This week HBO debuted the documentary, "Left of the Dial," a look at the early, stumbling days of the progressive radio network, Air America, warts and all, though with all the warts the "all" was difficult to find. The doc which originally might have been only a amiable birthday present to the progressive network (Air America, not HBO) turned out to be a dramatic and most of the time, anguished look at an infant broadcasting entity born to parents who had little comprehension of how radio works. Kind of the way regular infants are born to regular parents.

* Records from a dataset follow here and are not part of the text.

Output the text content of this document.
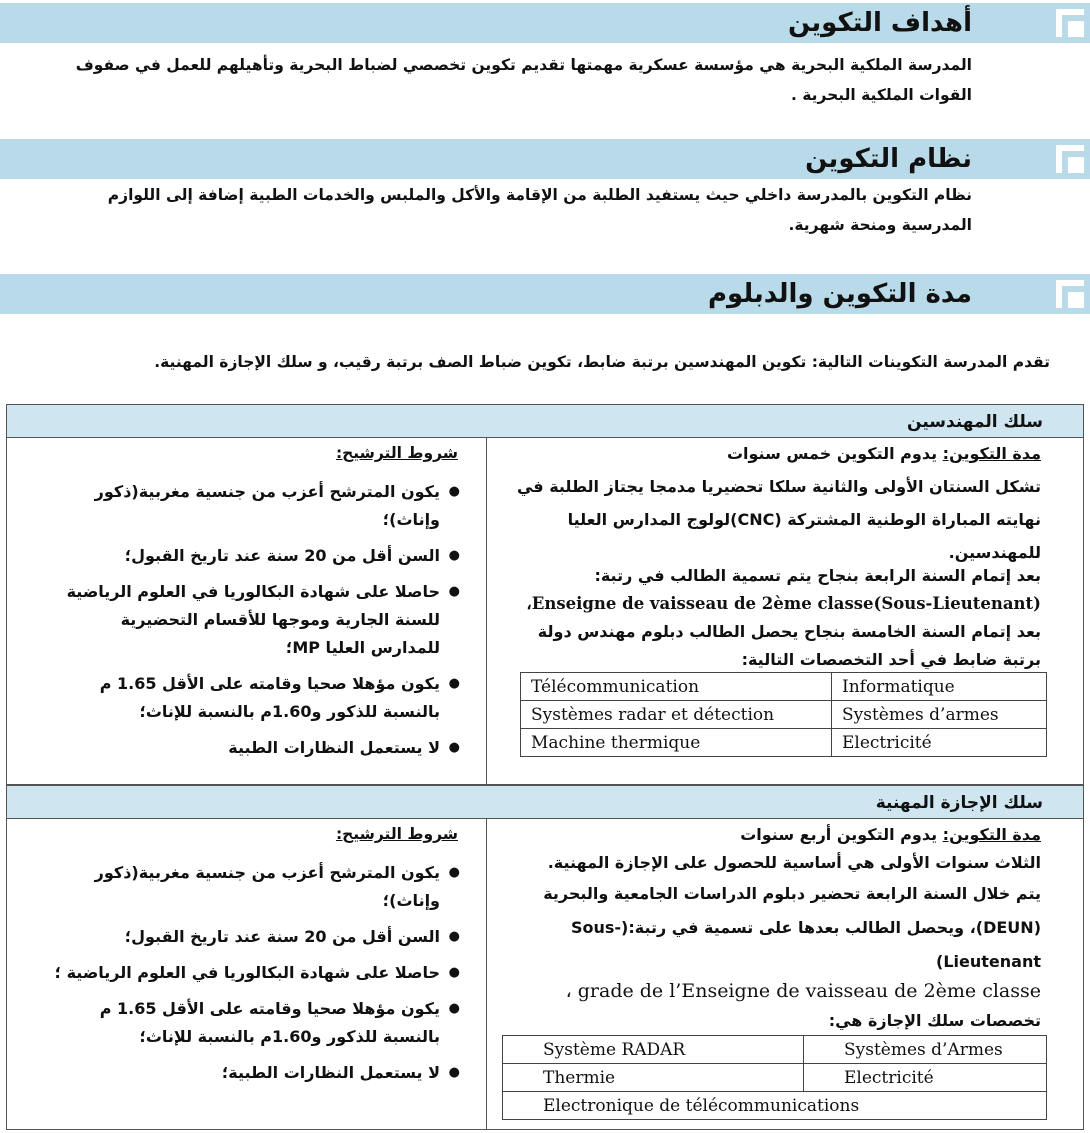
أهداف التكوين
المدرسة الملكية البحرية هي مؤسسة عسكرية مهمتها تقديم تكوين تخصصي لضباط البحرية وتأهيلهم للعمل في صفوف القوات الملكية البحرية .
نظام التكوين
نظام التكوين بالمدرسة داخلي حيث يستفيد الطلبة من الإقامة والأكل والملبس والخدمات الطبية إضافة إلى اللوازم المدرسية ومنحة شهرية.
مدة التكوين والدبلوم
تقدم المدرسة التكوينات التالية: تكوين المهندسين برتبة ضابط، تكوين ضباط الصف برتبة رقيب، و سلك الإجازة المهنية.
سلك المهندسين
شروط الترشيح:
● يكون المترشح أعزب من جنسية مغربية(ذكور وإناث)؛
● السن أقل من 20 سنة عند تاريخ القبول؛
● حاصلا على شهادة البكالوريا في العلوم الرياضية للسنة الجارية وموجها للأقسام التحضيرية للمدارس العليا MP؛
● يكون مؤهلا صحيا وقامته على الأقل 1.65 م بالنسبة للذكور و1.60م بالنسبة للإناث؛
● لا يستعمل النظارات الطبية
مدة التكوين: يدوم التكوين خمس سنوات
تشكل السنتان الأولى والثانية سلكا تحضيريا مدمجا يجتاز الطلبة في نهايته المباراة الوطنية المشتركة (CNC)لولوج المدارس العليا للمهندسين.
بعد إتمام السنة الرابعة بنجاح يتم تسمية الطالب في رتبة:
Enseigne de vaisseau de 2ème classe(Sous-Lieutenant)،
بعد إتمام السنة الخامسة بنجاح يحصل الطالب دبلوم مهندس دولة برتبة ضابط في أحد التخصصات التالية:
Télécommunication	Informatique
Systèmes radar et détection	Systèmes d’armes
Machine thermique	Electricité
سلك الإجازة المهنية
شروط الترشيح:
● يكون المترشح أعزب من جنسية مغربية(ذكور وإناث)؛
● السن أقل من 20 سنة عند تاريخ القبول؛
● حاصلا على شهادة البكالوريا في العلوم الرياضية ؛
● يكون مؤهلا صحيا وقامته على الأقل 1.65 م بالنسبة للذكور و1.60م بالنسبة للإناث؛
● لا يستعمل النظارات الطبية؛
مدة التكوين: يدوم التكوين أربع سنوات
الثلاث سنوات الأولى هي أساسية للحصول على الإجازة المهنية.
يتم خلال السنة الرابعة تحضير دبلوم الدراسات الجامعية والبحرية (DEUN)، ويحصل الطالب بعدها على تسمية في رتبة:(Sous-Lieutenant)
grade de l’Enseigne de vaisseau de 2ème classe ،
تخصصات سلك الإجازة هي:
Système RADAR	Systèmes d’Armes
Thermie	Electricité
Electronique de télécommunications	
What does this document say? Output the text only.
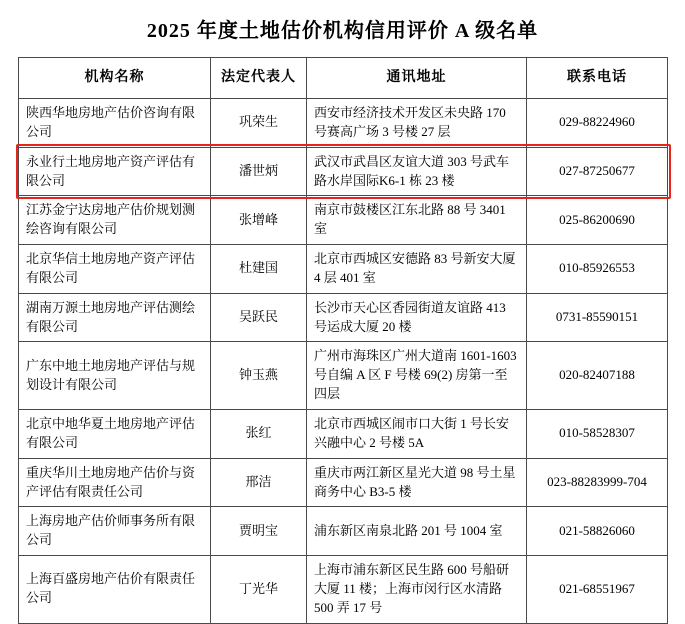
2025 年度土地估价机构信用评价 A 级名单
机构名称	法定代表人	通讯地址	联系电话
陕西华地房地产估价咨询有限公司	巩荣生	西安市经济技术开发区未央路 170 号赛高广场 3 号楼 27 层	029-88224960
永业行土地房地产资产评估有限公司	潘世炳	武汉市武昌区友谊大道 303 号武车路水岸国际K6-1 栋 23 楼	027-87250677
江苏金宁达房地产估价规划测绘咨询有限公司	张增峰	南京市鼓楼区江东北路 88 号 3401 室	025-86200690
北京华信土地房地产资产评估有限公司	杜建国	北京市西城区安德路 83 号新安大厦 4 层 401 室	010-85926553
湖南万源土地房地产评估测绘有限公司	吴跃民	长沙市天心区香园街道友谊路 413 号运成大厦 20 楼	0731-85590151
广东中地土地房地产评估与规划设计有限公司	钟玉燕	广州市海珠区广州大道南 1601-1603 号自编 A 区 F 号楼 69(2) 房第一至四层	020-82407188
北京中地华夏土地房地产评估有限公司	张红	北京市西城区闹市口大街 1 号长安兴融中心 2 号楼 5A	010-58528307
重庆华川土地房地产估价与资产评估有限责任公司	邢洁	重庆市两江新区星光大道 98 号土星商务中心 B3-5 楼	023-88283999-704
上海房地产估价师事务所有限公司	贾明宝	浦东新区南泉北路 201 号 1004 室	021-58826060
上海百盛房地产估价有限责任公司	丁光华	上海市浦东新区民生路 600 号船研大厦 11 楼；上海市闵行区水清路 500 弄 17 号	021-68551967
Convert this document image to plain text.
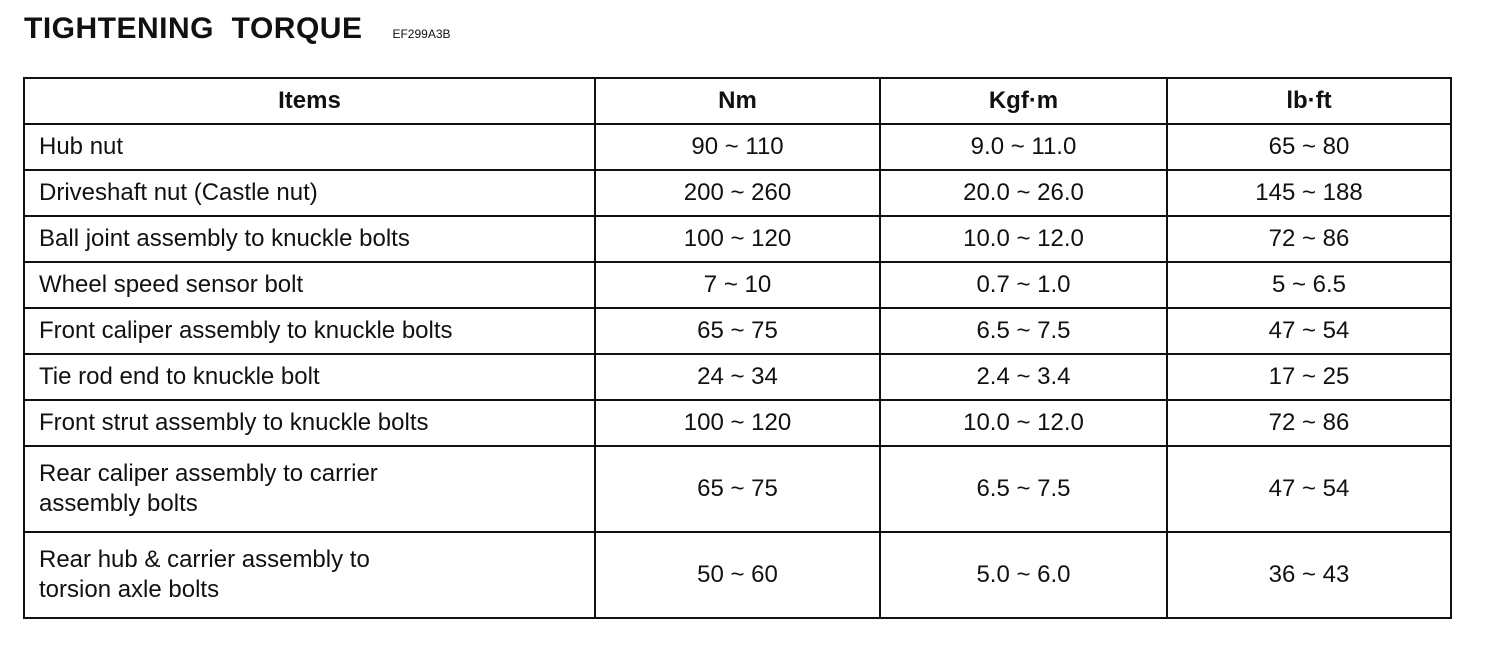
TIGHTENING  TORQUE	EF299A3B
Items	Nm	Kgf·m	lb·ft
Hub nut	90 ~ 110	9.0 ~ 11.0	65 ~ 80
Driveshaft nut (Castle nut)	200 ~ 260	20.0 ~ 26.0	145 ~ 188
Ball joint assembly to knuckle bolts	100 ~ 120	10.0 ~ 12.0	72 ~ 86
Wheel speed sensor bolt	7 ~ 10	0.7 ~ 1.0	5 ~ 6.5
Front caliper assembly to knuckle bolts	65 ~ 75	6.5 ~ 7.5	47 ~ 54
Tie rod end to knuckle bolt	24 ~ 34	2.4 ~ 3.4	17 ~ 25
Front strut assembly to knuckle bolts	100 ~ 120	10.0 ~ 12.0	72 ~ 86
Rear caliper assembly to carrier
assembly bolts	65 ~ 75	6.5 ~ 7.5	47 ~ 54
Rear hub & carrier assembly to
torsion axle bolts	50 ~ 60	5.0 ~ 6.0	36 ~ 43
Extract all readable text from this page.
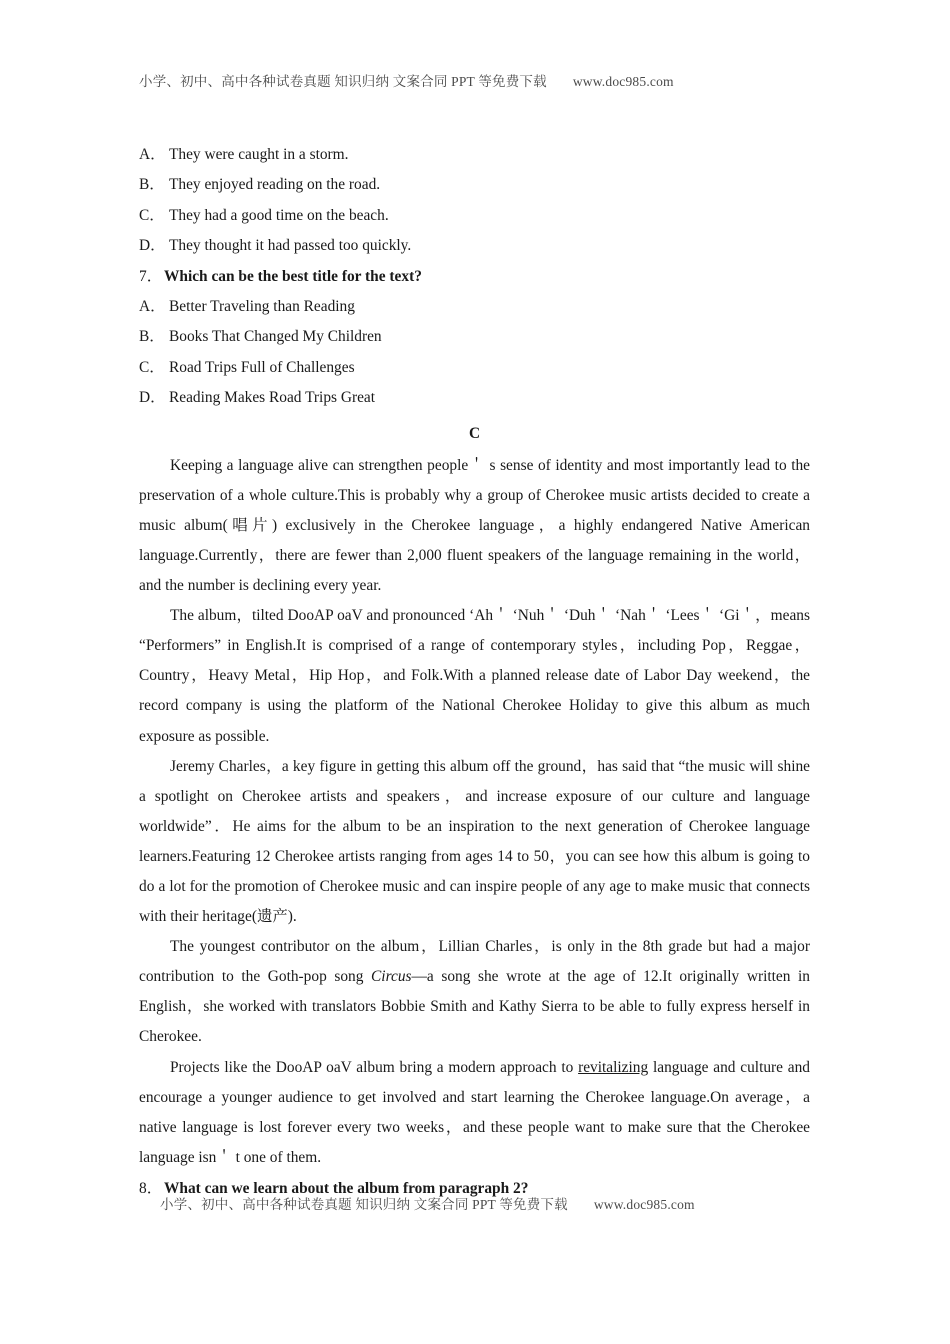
小学、初中、高中各种试卷真题 知识归纳 文案合同 PPT 等免费下载 www.doc985.com
A． They were caught in a storm.
B． They enjoyed reading on the road.
C． They had a good time on the beach.
D． They thought it had passed too quickly.
7． Which can be the best title for the text?
A． Better Traveling than Reading
B． Books That Changed My Children
C． Road Trips Full of Challenges
D． Reading Makes Road Trips Great
C

Keeping a language alive can strengthen people＇ s sense of identity and most importantly lead to the preservation of a whole culture.This is probably why a group of Cherokee music artists decided to create a music album(唱片) exclusively in the Cherokee language，a highly endangered Native American language.Currently，there are fewer than 2,000 fluent speakers of the language remaining in the world，and the number is declining every year.

The album，tilted DooAP oaV and pronounced ‘Ah＇ ‘Nuh＇ ‘Duh＇ ‘Nah＇ ‘Lees＇ ‘Gi＇，means “Performers” in English.It is comprised of a range of contemporary styles，including Pop，Reggae，Country，Heavy Metal，Hip Hop，and Folk.With a planned release date of Labor Day weekend，the record company is using the platform of the National Cherokee Holiday to give this album as much exposure as possible.

Jeremy Charles，a key figure in getting this album off the ground，has said that “the music will shine a spotlight on Cherokee artists and speakers，and increase exposure of our culture and language worldwide”．He aims for the album to be an inspiration to the next generation of Cherokee language learners.Featuring 12 Cherokee artists ranging from ages 14 to 50，you can see how this album is going to do a lot for the promotion of Cherokee music and can inspire people of any age to make music that connects with their heritage(遗产).

The youngest contributor on the album，Lillian Charles，is only in the 8th grade but had a major contribution to the Goth-pop song Circus—a song she wrote at the age of 12.It originally written in English，she worked with translators Bobbie Smith and Kathy Sierra to be able to fully express herself in Cherokee.

Projects like the DooAP oaV album bring a modern approach to revitalizing language and culture and encourage a younger audience to get involved and start learning the Cherokee language.On average，a native language is lost forever every two weeks，and these people want to make sure that the Cherokee language isn＇ t one of them.

8． What can we learn about the album from paragraph 2?
小学、初中、高中各种试卷真题 知识归纳 文案合同 PPT 等免费下载 www.doc985.com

With the irascible Randi Rhodes as the only experienced radio talent on the network and the comedy names (Al Franken, Janeane Garafalo, et al) filling out the AA roster, it would be difficult to think that anything but a comedy...of errors might be in the offing.


While there's no doubt the network was launched out of political and capitalistic ambition, it offers lessons aplenty for the real world on how enthusiasm alone does not a success make. The "throw them in the water to teach them babies to swim" approach may have worked at the network, though many of the babies have since drown.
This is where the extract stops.